Elementary (YC W22) – Open-source data observability

Hey HN! We’re Maayan and Or, and we are building Elementary (https://github.com/elementary-data/elementary), an open-source framework that continuously monitors your data and sends alerts when anomalies are detected.

Elementary can alert you, for example, when a table in Snowflake hasn't been updated as expected or when a revenue column has too many nulls. It also monitors operations in the data stack, and provides for analyzing both impact and root cause. For example, it can alert you when your dbt runs or tests fail, including the impacted dependencies. A data lineage graph visualizes the data flow and can be used to find the source of invalid data.

We have both been working in the data space for over a decade, Maayan in analytics and Or in data engineering. Despite working at very different companies with different data stacks and use cases, we had the same reliability problems. Data is incomplete and inconsistent, and the abundance of technologies creates more complexity and inconsistency. Data reliability issues cause distrust, delays, and bad decisions. It's hard to achieve high data reliability, detect issues fast, understand impact and resolve quickly.

We also found that we had built similar solutions, and as we talked to other developers, we learned that most data teams have their own version of the same thing. They usually don’t go for a commercial observability solution unless they have major incidents and technical debt. Until that point, they prefer to build for themselves, for two reasons: to avoid the overhead of procurement and security compliance; and to customize to their own stack, data sources, business logic, etc, and have all the metadata and metrics in their stack to support additional use cases.

We decided to build an open-source alternative—one that can be implemented easily, hosted yourself, and customized. This solves the compliance and the data ownership problem. It also solves the build-your-own problem, because teams can deploy an extensive solution early on, instead of waiting till later when there are major problems.

Elementary stores all the logs, metadata, and metrics it collects and generates in the data warehouse, so users can easily add their own detections and logic to it. Additionally, the solution is dbt native, which means it provides a dbt package that can be easily installed in a dbt environment as well as configured directly from a dbt project. Since it's part of the existing workflow and environment, it makes it convenient for data engineers, analytics engineers, and data analysts to enhance and contribute.

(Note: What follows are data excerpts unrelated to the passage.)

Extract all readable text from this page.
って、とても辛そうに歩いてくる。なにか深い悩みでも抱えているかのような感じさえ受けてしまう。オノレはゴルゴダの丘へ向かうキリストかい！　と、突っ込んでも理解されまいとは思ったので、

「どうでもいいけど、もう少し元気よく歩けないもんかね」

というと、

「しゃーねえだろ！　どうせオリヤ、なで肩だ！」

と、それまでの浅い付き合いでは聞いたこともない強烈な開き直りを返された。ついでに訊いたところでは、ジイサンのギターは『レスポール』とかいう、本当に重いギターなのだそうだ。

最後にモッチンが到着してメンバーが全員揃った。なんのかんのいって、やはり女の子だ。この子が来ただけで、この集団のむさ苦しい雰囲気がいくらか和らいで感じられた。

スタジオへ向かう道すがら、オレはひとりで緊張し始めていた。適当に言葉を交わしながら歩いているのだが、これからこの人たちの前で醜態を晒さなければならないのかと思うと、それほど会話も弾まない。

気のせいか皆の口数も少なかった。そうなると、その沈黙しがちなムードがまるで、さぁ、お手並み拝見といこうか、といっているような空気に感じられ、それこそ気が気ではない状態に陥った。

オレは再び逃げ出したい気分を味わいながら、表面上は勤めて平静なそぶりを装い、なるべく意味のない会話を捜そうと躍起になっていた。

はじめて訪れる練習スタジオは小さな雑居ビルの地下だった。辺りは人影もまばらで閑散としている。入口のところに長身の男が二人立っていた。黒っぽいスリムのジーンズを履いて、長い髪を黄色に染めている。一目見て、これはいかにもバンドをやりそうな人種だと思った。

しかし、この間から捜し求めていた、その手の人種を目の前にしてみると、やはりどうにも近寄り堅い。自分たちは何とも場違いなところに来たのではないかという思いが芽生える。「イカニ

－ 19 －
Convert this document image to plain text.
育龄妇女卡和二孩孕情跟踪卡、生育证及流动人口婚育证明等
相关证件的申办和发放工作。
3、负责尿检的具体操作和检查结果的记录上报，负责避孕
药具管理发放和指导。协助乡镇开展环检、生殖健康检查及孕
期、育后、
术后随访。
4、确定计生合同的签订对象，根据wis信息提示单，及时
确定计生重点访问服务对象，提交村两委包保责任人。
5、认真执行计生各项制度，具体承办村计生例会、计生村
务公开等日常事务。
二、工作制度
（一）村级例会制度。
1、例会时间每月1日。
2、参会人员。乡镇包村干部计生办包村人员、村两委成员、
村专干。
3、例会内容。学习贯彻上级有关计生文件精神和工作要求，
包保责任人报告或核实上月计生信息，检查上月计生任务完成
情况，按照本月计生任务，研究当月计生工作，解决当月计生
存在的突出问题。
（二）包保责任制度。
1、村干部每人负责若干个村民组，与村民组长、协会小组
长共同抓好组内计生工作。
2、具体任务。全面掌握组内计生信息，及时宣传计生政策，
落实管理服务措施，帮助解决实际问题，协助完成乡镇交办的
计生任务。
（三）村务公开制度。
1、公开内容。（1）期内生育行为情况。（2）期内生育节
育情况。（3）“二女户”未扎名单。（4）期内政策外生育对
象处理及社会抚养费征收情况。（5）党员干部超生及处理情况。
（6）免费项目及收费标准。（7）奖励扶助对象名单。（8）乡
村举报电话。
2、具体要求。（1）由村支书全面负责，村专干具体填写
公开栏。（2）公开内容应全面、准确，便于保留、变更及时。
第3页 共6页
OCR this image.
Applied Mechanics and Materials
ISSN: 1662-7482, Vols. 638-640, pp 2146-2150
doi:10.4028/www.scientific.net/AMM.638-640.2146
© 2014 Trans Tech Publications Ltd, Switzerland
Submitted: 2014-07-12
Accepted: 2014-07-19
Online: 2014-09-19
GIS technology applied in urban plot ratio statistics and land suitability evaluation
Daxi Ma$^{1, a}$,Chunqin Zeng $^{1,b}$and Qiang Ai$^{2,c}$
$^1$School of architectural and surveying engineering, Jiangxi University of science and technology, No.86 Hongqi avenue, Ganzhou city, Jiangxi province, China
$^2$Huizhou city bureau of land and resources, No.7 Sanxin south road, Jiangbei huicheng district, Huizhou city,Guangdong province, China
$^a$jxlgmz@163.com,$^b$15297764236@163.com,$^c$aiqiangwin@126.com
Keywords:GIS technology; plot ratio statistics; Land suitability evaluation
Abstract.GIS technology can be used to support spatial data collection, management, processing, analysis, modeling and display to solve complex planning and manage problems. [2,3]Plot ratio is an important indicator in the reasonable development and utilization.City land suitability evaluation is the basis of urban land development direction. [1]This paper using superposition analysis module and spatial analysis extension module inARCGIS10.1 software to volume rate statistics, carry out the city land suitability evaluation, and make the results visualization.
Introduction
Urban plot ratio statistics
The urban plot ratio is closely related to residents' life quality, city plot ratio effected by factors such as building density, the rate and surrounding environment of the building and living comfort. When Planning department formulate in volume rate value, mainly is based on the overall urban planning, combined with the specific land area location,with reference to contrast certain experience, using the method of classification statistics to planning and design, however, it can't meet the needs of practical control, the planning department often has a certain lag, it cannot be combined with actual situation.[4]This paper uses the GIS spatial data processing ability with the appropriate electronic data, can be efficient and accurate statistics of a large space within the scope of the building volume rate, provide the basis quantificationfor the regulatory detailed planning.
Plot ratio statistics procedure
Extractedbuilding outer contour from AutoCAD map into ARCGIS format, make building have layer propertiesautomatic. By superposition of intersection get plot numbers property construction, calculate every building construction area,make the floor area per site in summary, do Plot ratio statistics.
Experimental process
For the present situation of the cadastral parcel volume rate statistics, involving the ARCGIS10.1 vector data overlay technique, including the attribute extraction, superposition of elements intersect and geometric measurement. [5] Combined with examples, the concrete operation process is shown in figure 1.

Open source eliminates the need to pay for getting started or to grant access to a third party. A managed service and additional enterprise features will be available in the cloud in the future. Critically, though, the user's metadata will continue to reside in their environment, under their control, and they will still have full customization available.

Currently Elementary supports Snowflake, BigQuery and dbt. It collects metadata such as schemas, query logs and dbt artifacts. It generates and monitors data quality metrics, sends Slack alerts, and visualizes the data lineage. If this is your data stack, we’d love you to give it a try!

We would love to hear your feedback, experiences and ideas from trying to solve data observability in your organizations.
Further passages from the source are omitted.